We have just received a report from a company called CTS Labs claiming there are potential security vulnerabilities related to certain of our processors. We are actively investigating and analyzing its findings. This company was previously unknown to AMD and we find it unusual for a security firm to publish its research to the press without providing a reasonable amount of time for the company to investigate and address its findings. At AMD, security is a top priority and we are continually working to ensure the safety of our users as potential new risks arise. We will update this blog as news develops.
 

Swizzle

Gold Member
Obvious stock manipulation attempt is obvious.

Will see what happens, it would not be a legal approach for sure... I am a lot more upset at the, once again, professional bloggers claiming to be journalist from respected sites like Ars’ Technica or OS News which should know better than pushing click bait inaccurate headlines and articles. That is even worse IMHO.
 

Dienekes

Moderator battling in the shade.
So it turns out you need local admin rights to get this to work on top of a modified BIOS. This is akin to giving permission to a car thief to drive your car to the store and handing them the keys; then saying your car is stealable if you give permission and keys to car thieves.

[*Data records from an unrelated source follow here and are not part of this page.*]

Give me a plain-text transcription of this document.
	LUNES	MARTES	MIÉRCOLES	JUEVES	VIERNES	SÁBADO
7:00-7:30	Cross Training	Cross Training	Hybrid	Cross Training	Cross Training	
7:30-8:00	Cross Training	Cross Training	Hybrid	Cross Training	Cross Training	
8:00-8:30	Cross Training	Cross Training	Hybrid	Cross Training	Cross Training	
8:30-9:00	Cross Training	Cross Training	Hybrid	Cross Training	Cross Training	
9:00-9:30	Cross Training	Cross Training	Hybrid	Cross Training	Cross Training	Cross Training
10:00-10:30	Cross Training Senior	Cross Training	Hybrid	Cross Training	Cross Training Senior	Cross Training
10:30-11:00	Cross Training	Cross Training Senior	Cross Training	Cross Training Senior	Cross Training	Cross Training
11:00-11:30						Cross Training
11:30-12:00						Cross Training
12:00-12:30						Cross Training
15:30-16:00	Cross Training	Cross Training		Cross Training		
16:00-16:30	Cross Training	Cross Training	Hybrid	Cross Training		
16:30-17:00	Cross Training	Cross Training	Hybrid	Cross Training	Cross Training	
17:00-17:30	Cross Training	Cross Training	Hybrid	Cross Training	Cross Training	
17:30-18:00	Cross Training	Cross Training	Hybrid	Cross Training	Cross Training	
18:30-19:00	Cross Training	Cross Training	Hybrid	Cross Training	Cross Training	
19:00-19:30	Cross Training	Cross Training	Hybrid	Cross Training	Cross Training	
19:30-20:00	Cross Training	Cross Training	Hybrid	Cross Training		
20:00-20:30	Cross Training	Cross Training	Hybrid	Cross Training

Probably should edit the OP to lay this all out more clearly along with the dubious companies involved and why so we keep GAF from being a part of the problem. At this point it's looking pretty damning against Viceroy for stock manipulation for short selling.
 

ShumiVK

Neo Member
Looks really shady...I'm not saying those bugs are BS but not allowing a company enough time to look into the issue as is customary is just a cry for attention and/or deliberate attempt at discrediting the company....even the wording in CTS's statement is questionable to say the least.

I personally own and AMD processor as of 2 months ago (had Intel before that) and I'm not worried at all....if the claims are legit there will probably be a fix and that's that....
 

Allandor

Member
According to some magazines, this "security company" just wants to get into media. Nothing more. They also claimed a lot in the past, just to make money from falling stock prices.
 

shpankey

not an idiot
Ryzen is an excellent buy. Highly recommended and this is a non-issue. If someone has local physical access with full admin rights, the specialized signed driver and the ability to flash your bios to this custom hacked one, you are already WAAAY past vulnerable, lol. Any system in the world at that point has been fully breached. Just install whatever malware you want. What a ridiculous non-issue.



p.s. to be fully open here, I've never owned a single AMD product in my life, nor have any stocks or vested interest in them other than not liking whatever nefarious business is going on here.